For policymakers, these findings raised a number of questions about population health: Which populations regularly face the highest levels of ozone exposure as they move throughout their daily lives? Are there areas of the city or times of day that are closely associated with ozone levels which can increase the risk of cardiac arrest?
New methods were needed to link a city's air quality data to the population’s activities throughout the area. Such an analysis would have the potential to identify public health threats before they could develop into medical emergencies.
Working in concert with the Biocomplexity Institute’s Network Dynamics and Simulation Science Laboratory, SDAL developed an information model to link ozone exposure to demographically representative “synthetic populations.”
Time- and location-specific air quality data allows our simulation platform to deliver realistic predictions of ozone exposure.
The resulting simulation system ran 4.4 million individuals through the course of a “normal” day in Houston, Texas, spread out across 1.8 million activity locations. By linking these movement patterns to time- and location-specific air quality data, our researchers were able to create a detailed representation of the population demographics facing health risks from ozone exposure.

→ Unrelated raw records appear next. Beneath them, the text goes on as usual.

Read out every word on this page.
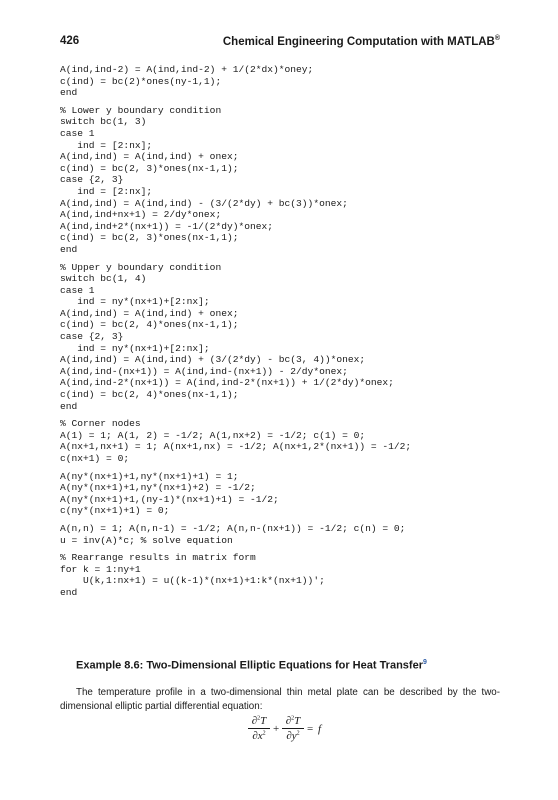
426	Chemical Engineering Computation with MATLAB®
A(ind,ind-2) = A(ind,ind-2) + 1/(2*dx)*oney;
c(ind) = bc(2)*ones(ny-1,1);
end
% Lower y boundary condition
switch bc(1, 3)
case 1
ind = [2:nx];
A(ind,ind) = A(ind,ind) + onex;
c(ind) = bc(2, 3)*ones(nx-1,1);
case {2, 3}
ind = [2:nx];
A(ind,ind) = A(ind,ind) - (3/(2*dy) + bc(3))*onex;
A(ind,ind+nx+1) = 2/dy*onex;
A(ind,ind+2*(nx+1)) = -1/(2*dy)*onex;
c(ind) = bc(2, 3)*ones(nx-1,1);
end
% Upper y boundary condition
switch bc(1, 4)
case 1
ind = ny*(nx+1)+[2:nx];
A(ind,ind) = A(ind,ind) + onex;
c(ind) = bc(2, 4)*ones(nx-1,1);
case {2, 3}
ind = ny*(nx+1)+[2:nx];
A(ind,ind) = A(ind,ind) + (3/(2*dy) - bc(3, 4))*onex;
A(ind,ind-(nx+1)) = A(ind,ind-(nx+1)) - 2/dy*onex;
A(ind,ind-2*(nx+1)) = A(ind,ind-2*(nx+1)) + 1/(2*dy)*onex;
c(ind) = bc(2, 4)*ones(nx-1,1);
end
% Corner nodes
A(1) = 1; A(1, 2) = -1/2; A(1,nx+2) = -1/2; c(1) = 0;
A(nx+1,nx+1) = 1; A(nx+1,nx) = -1/2; A(nx+1,2*(nx+1)) = -1/2;
c(nx+1) = 0;
A(ny*(nx+1)+1,ny*(nx+1)+1) = 1;
A(ny*(nx+1)+1,ny*(nx+1)+2) = -1/2;
A(ny*(nx+1)+1,(ny-1)*(nx+1)+1) = -1/2;
c(ny*(nx+1)+1) = 0;
A(n,n) = 1; A(n,n-1) = -1/2; A(n,n-(nx+1)) = -1/2; c(n) = 0;
u = inv(A)*c; % solve equation
% Rearrange results in matrix form
for k = 1:ny+1
U(k,1:nx+1) = u((k-1)*(nx+1)+1:k*(nx+1))';
end
Example 8.6: Two-Dimensional Elliptic Equations for Heat Transfer$^9$
The temperature profile in a two-dimensional thin metal plate can be described by the two-dimensional elliptic partial differential equation:
$\frac{\partial^2T}{\partial x^2} + \frac{\partial^2T}{\partial y^2} = f$
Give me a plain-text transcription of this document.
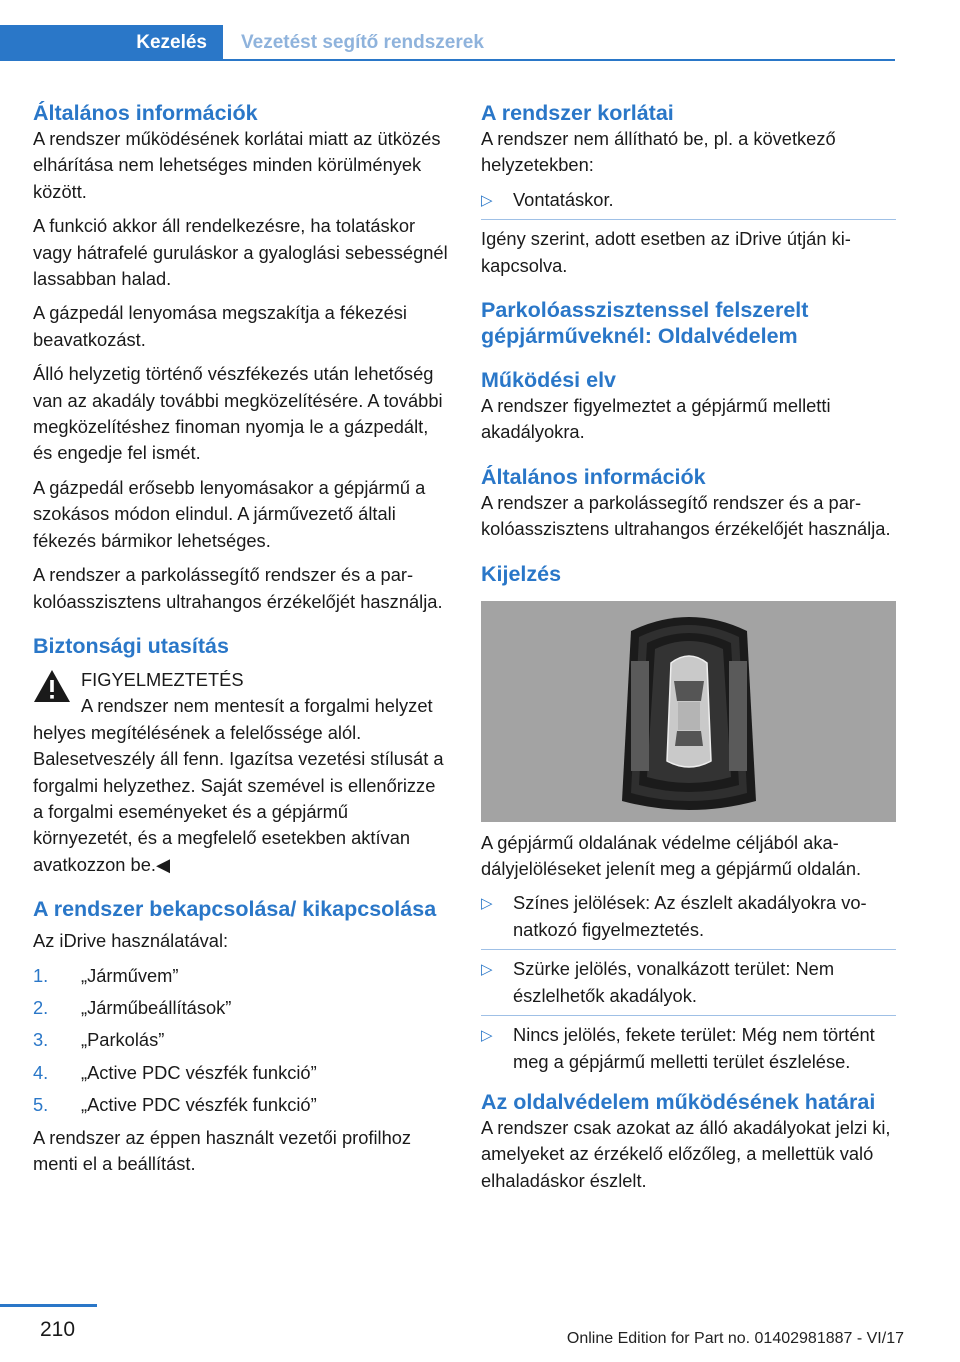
Kezelés	Vezetést segítő rendszerek
Általános információk

A rendszer működésének korlátai miatt az ütközés elhárítása nem lehetséges minden körülmények között.

A funkció akkor áll rendelkezésre, ha tolatáskor vagy hátrafelé guruláskor a gyaloglási sebességnél lassabban halad.

A gázpedál lenyomása megszakítja a fékezési beavatkozást.

Álló helyzetig történő vészfékezés után lehetőség van az akadály további megközelítésére. A további megközelítéshez finoman nyomja le a gázpedált, és engedje fel ismét.

A gázpedál erősebb lenyomásakor a gépjármű a szokásos módon elindul. A járművezető általi fékezés bármikor lehetséges.

A rendszer a parkolássegítő rendszer és a parkolóasszisztens ultrahangos érzékelőjét használja.

Biztonsági utasítás
FIGYELMEZTETÉS
A rendszer nem mentesít a forgalmi helyzet helyes megítélésének a felelőssége alól. Balesetveszély áll fenn. Igazítsa vezetési stílusát a forgalmi helyzethez. Saját szemével is ellenőrizze a forgalmi eseményeket és a gépjármű környezetét, és a megfelelő esetekben aktívan avatkozzon be.◀
A rendszer bekapcsolása/ kikapcsolása

Az iDrive használatával:

1. „Járművem”
2. „Járműbeállítások”
3. „Parkolás”
4. „Active PDC vészfék funkció”
5. „Active PDC vészfék funkció”

A rendszer az éppen használt vezetői profilhoz menti el a beállítást.

A rendszer korlátai

A rendszer nem állítható be, pl. a következő helyzetekben:

▷ Vontatáskor.

Igény szerint, adott esetben az iDrive útján kikapcsolva.

Parkolóasszisztenssel felszerelt gépjárműveknél: Oldalvédelem
Működési elv

A rendszer figyelmeztet a gépjármű melletti akadályokra.

Általános információk

A rendszer a parkolássegítő rendszer és a parkolóasszisztens ultrahangos érzékelőjét használja.

Kijelzés

A gépjármű oldalának védelme céljából akadályjelöléseket jelenít meg a gépjármű oldalán.

▷ Színes jelölések: Az észlelt akadályokra vonatkozó figyelmeztetés.
▷ Szürke jelölés, vonalkázott terület: Nem észlelhetők akadályok.
▷ Nincs jelölés, fekete terület: Még nem történt meg a gépjármű melletti terület észlelése.
Az oldalvédelem működésének határai

A rendszer csak azokat az álló akadályokat jelzi ki, amelyeket az érzékelő előzőleg, a mellettük való elhaladáskor észlelt.

210	Online Edition for Part no. 01402981887 - VI/17
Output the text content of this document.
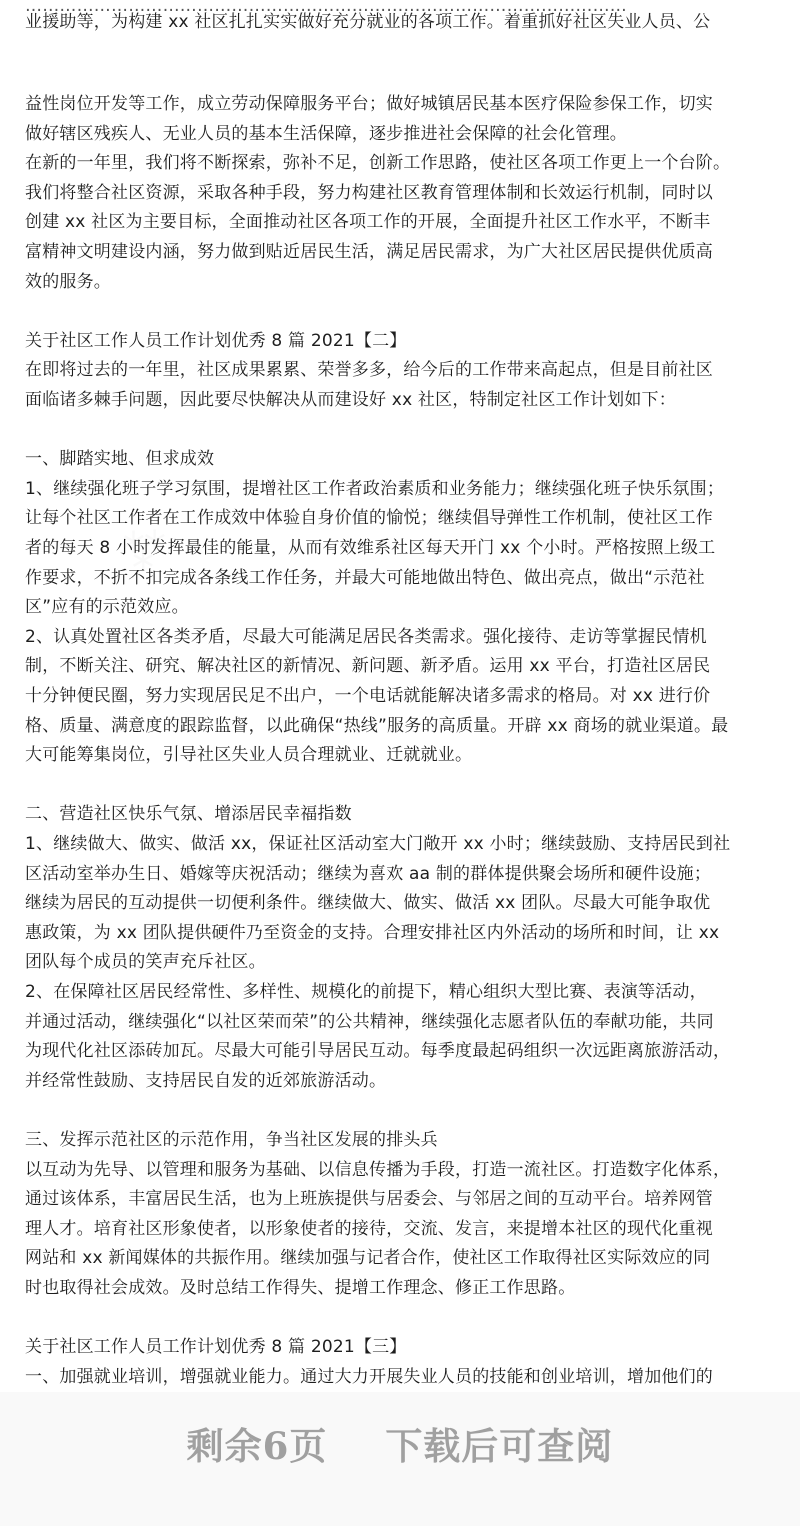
……………………………………………………………………………………………
业援助等，为构建 xx 社区扎扎实实做好充分就业的各项工作。着重抓好社区失业人员、公
益性岗位开发等工作，成立劳动保障服务平台；做好城镇居民基本医疗保险参保工作，切实
做好辖区残疾人、无业人员的基本生活保障，逐步推进社会保障的社会化管理。
在新的一年里，我们将不断探索，弥补不足，创新工作思路，使社区各项工作更上一个台阶。
我们将整合社区资源，采取各种手段，努力构建社区教育管理体制和长效运行机制，同时以
创建 xx 社区为主要目标，全面推动社区各项工作的开展，全面提升社区工作水平，不断丰
富精神文明建设内涵，努力做到贴近居民生活，满足居民需求，为广大社区居民提供优质高
效的服务。
关于社区工作人员工作计划优秀 8 篇 2021【二】
在即将过去的一年里，社区成果累累、荣誉多多，给今后的工作带来高起点，但是目前社区
面临诸多棘手问题，因此要尽快解决从而建设好 xx 社区，特制定社区工作计划如下：
一、脚踏实地、但求成效
1、继续强化班子学习氛围，提增社区工作者政治素质和业务能力；继续强化班子快乐氛围；
让每个社区工作者在工作成效中体验自身价值的愉悦；继续倡导弹性工作机制，使社区工作
者的每天 8 小时发挥最佳的能量，从而有效维系社区每天开门 xx 个小时。严格按照上级工
作要求，不折不扣完成各条线工作任务，并最大可能地做出特色、做出亮点，做出“示范社
区”应有的示范效应。
2、认真处置社区各类矛盾，尽最大可能满足居民各类需求。强化接待、走访等掌握民情机
制，不断关注、研究、解决社区的新情况、新问题、新矛盾。运用 xx 平台，打造社区居民
十分钟便民圈，努力实现居民足不出户，一个电话就能解决诸多需求的格局。对 xx 进行价
格、质量、满意度的跟踪监督，以此确保“热线”服务的高质量。开辟 xx 商场的就业渠道。最
大可能筹集岗位，引导社区失业人员合理就业、迁就就业。
二、营造社区快乐气氛、增添居民幸福指数
1、继续做大、做实、做活 xx，保证社区活动室大门敞开 xx 小时；继续鼓励、支持居民到社
区活动室举办生日、婚嫁等庆祝活动；继续为喜欢 aa 制的群体提供聚会场所和硬件设施；
继续为居民的互动提供一切便利条件。继续做大、做实、做活 xx 团队。尽最大可能争取优
惠政策，为 xx 团队提供硬件乃至资金的支持。合理安排社区内外活动的场所和时间，让 xx
团队每个成员的笑声充斥社区。
2、在保障社区居民经常性、多样性、规模化的前提下，精心组织大型比赛、表演等活动，
并通过活动，继续强化“以社区荣而荣”的公共精神，继续强化志愿者队伍的奉献功能，共同
为现代化社区添砖加瓦。尽最大可能引导居民互动。每季度最起码组织一次远距离旅游活动，
并经常性鼓励、支持居民自发的近郊旅游活动。
三、发挥示范社区的示范作用，争当社区发展的排头兵
以互动为先导、以管理和服务为基础、以信息传播为手段，打造一流社区。打造数字化体系，
通过该体系，丰富居民生活，也为上班族提供与居委会、与邻居之间的互动平台。培养网管
理人才。培育社区形象使者，以形象使者的接待，交流、发言，来提增本社区的现代化重视
网站和 xx 新闻媒体的共振作用。继续加强与记者合作，使社区工作取得社区实际效应的同
时也取得社会成效。及时总结工作得失、提增工作理念、修正工作思路。
关于社区工作人员工作计划优秀 8 篇 2021【三】
一、加强就业培训，增强就业能力。通过大力开展失业人员的技能和创业培训，增加他们的
⁂
剩余6页 下载后可查阅
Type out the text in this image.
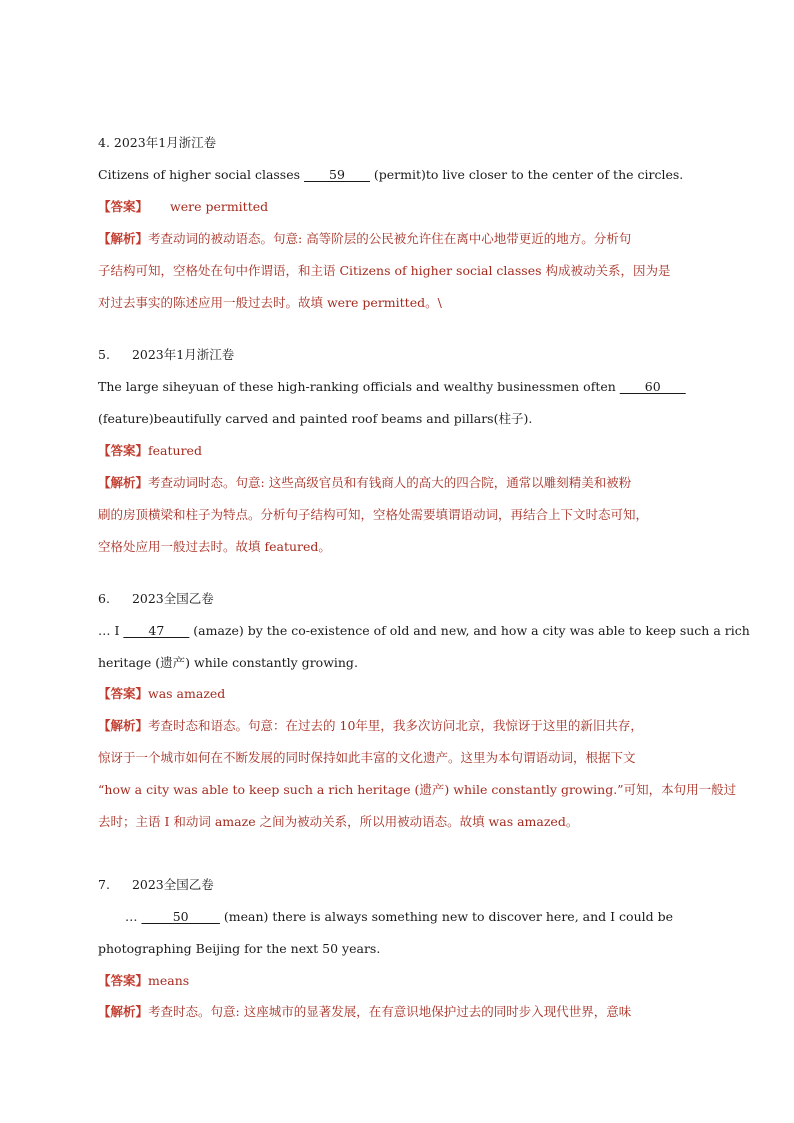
4. 2023年1月浙江卷
Citizens of higher social classes ____59____ (permit)to live closer to the center of the circles.
【答案】 were permitted
【解析】考查动词的被动语态。句意: 高等阶层的公民被允许住在离中心地带更近的地方。分析句
子结构可知，空格处在句中作谓语，和主语 Citizens of higher social classes 构成被动关系，因为是
对过去事实的陈述应用一般过去时。故填 were permitted。\
5. 2023年1月浙江卷
The large siheyuan of these high-ranking officials and wealthy businessmen often ____60____
(feature)beautifully carved and painted roof beams and pillars(柱子).
【答案】featured
【解析】考查动词时态。句意: 这些高级官员和有钱商人的高大的四合院，通常以雕刻精美和被粉
刷的房顶横梁和柱子为特点。分析句子结构可知，空格处需要填谓语动词，再结合上下文时态可知，
空格处应用一般过去时。故填 featured。
6. 2023全国乙卷
… I ____47____ (amaze) by the co-existence of old and new, and how a city was able to keep such a rich
heritage (遗产) while constantly growing.
【答案】was amazed
【解析】考查时态和语态。句意：在过去的 10年里，我多次访问北京，我惊讶于这里的新旧共存，
惊讶于一个城市如何在不断发展的同时保持如此丰富的文化遗产。这里为本句谓语动词，根据下文
“how a city was able to keep such a rich heritage (遗产) while constantly growing.”可知，本句用一般过
去时；主语 I 和动词 amaze 之间为被动关系，所以用被动语态。故填 was amazed。
7. 2023全国乙卷
… _____50_____ (mean) there is always something new to discover here, and I could be
photographing Beijing for the next 50 years.
【答案】means
【解析】考查时态。句意: 这座城市的显著发展，在有意识地保护过去的同时步入现代世界，意味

These methods offer several advantages over conventional policy studies, including the ability to identify at-risk populations proactively.
Our initial findings have confirmed that ozone levels can vary widely within a geographic area. Where individuals live, work, and play all contribute to their level of risk, making targeted health policy measures all the more essential for effective intervention.
The methods employed in this project could enable cities like Houston to issue warning when ozone levels are high, encouraging vulnerable populations to remain inside. They also have the potential to help emergency managers and medical providers strategize the deployment of medical resources to the specific demographic groups and geographic locations where they are most needed.